Буровой вышки уже не было. С земли поднималось, опадало и снова вскидывалось ревущее пламя. На секунду оно прикрывалось густым плюшевым дымом, но потом вновь возникали малиновые, алые, оранжевые отсветы.
Мусю прижали к боку пожарника, и она сквозь плотный чад нефти и горящего газа, сквозь запахи, извергаемые из глубины земли, ощущала, как пахнет его мокрая одежда куревом, потом и почему-то супом.
С силой отталкиваясь назад, пожарник отодвигал любопытных прочь, но Муся вцепилась в его кожаный пояс. Из-под вытянутой руки пожарного ей было видно, как вокруг огня стремительно носились люди, как толстыми голубыми змеями низвергалась к основанию огненного столба пенная жидкость, от которой пламя вздымалось еще выше.
Лена и Таня держались рядом, Фанни и Клару отнесло в сторону, но все они видели, как вдруг оранжево-ало засияли на закопченном небе две соседние вышки и, мелко задрожав, опустились на землю углями больших костров.
Рядом закричала женщина:
— Чего же они смотрят? Чего они думают?

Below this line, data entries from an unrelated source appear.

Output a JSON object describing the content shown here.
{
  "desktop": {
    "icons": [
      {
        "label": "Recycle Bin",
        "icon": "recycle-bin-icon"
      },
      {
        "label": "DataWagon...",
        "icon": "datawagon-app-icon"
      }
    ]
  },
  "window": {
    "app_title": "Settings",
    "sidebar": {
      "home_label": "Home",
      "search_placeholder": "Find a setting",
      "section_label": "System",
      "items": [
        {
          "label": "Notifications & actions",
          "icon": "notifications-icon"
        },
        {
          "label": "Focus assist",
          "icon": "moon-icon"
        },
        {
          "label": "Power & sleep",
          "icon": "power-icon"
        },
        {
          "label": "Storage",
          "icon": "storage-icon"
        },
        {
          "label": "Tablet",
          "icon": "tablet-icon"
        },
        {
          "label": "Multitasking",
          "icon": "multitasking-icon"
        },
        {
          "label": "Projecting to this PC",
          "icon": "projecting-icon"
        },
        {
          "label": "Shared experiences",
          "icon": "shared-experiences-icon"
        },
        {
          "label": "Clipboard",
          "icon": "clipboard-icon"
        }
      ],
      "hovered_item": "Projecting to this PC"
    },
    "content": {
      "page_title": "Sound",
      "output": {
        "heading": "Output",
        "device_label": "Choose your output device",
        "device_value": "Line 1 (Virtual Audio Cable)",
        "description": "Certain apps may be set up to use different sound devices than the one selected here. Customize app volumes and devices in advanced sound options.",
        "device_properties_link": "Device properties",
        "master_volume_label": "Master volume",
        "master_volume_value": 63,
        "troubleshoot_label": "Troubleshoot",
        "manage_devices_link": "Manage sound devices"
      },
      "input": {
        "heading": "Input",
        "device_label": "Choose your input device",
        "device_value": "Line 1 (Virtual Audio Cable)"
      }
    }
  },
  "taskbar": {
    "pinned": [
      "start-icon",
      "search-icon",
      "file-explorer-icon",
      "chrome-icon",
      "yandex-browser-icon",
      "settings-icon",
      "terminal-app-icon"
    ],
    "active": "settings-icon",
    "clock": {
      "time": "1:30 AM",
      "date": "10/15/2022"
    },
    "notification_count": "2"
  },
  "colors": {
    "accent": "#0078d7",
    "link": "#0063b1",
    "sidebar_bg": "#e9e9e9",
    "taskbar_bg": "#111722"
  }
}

Мы же все погорим!
Неподалеку от буровых стояли невысокие дома с прокопченными деревянными галерейками, на которых толклись встревоженные жители.
— Мамиконова нет, — сокрушенно сказал мужчина. — Я тебя спрашиваю, почему Мамиконова нет? — сердито прокричал он прямо в ухо пожарному.
— Я над ним не хозяин, — зло огрызнулся пожарник.
Потом нехотя добавил:
— В Сабунчах газ горит…
Еще одна буровая, которая стояла в отдалении, вдруг от основания покрылась маленькими розовыми лепестками. Живые и трепетные, они бежали все выше и выше, обгоняя друг друга и оставляя после себя оранжевые прозрачные контуры буровой.
Мусю охватило неизведанное еще чувство ужаса и вместе с тем восторга. Она впервые была частицей многоликой монолитной толпы, подверженной приливам и отливам в зависимости от всполохов огненной стихии. Хотелось, чтобы все это кончилось, и хотелось, чтоб не кончалось никогда.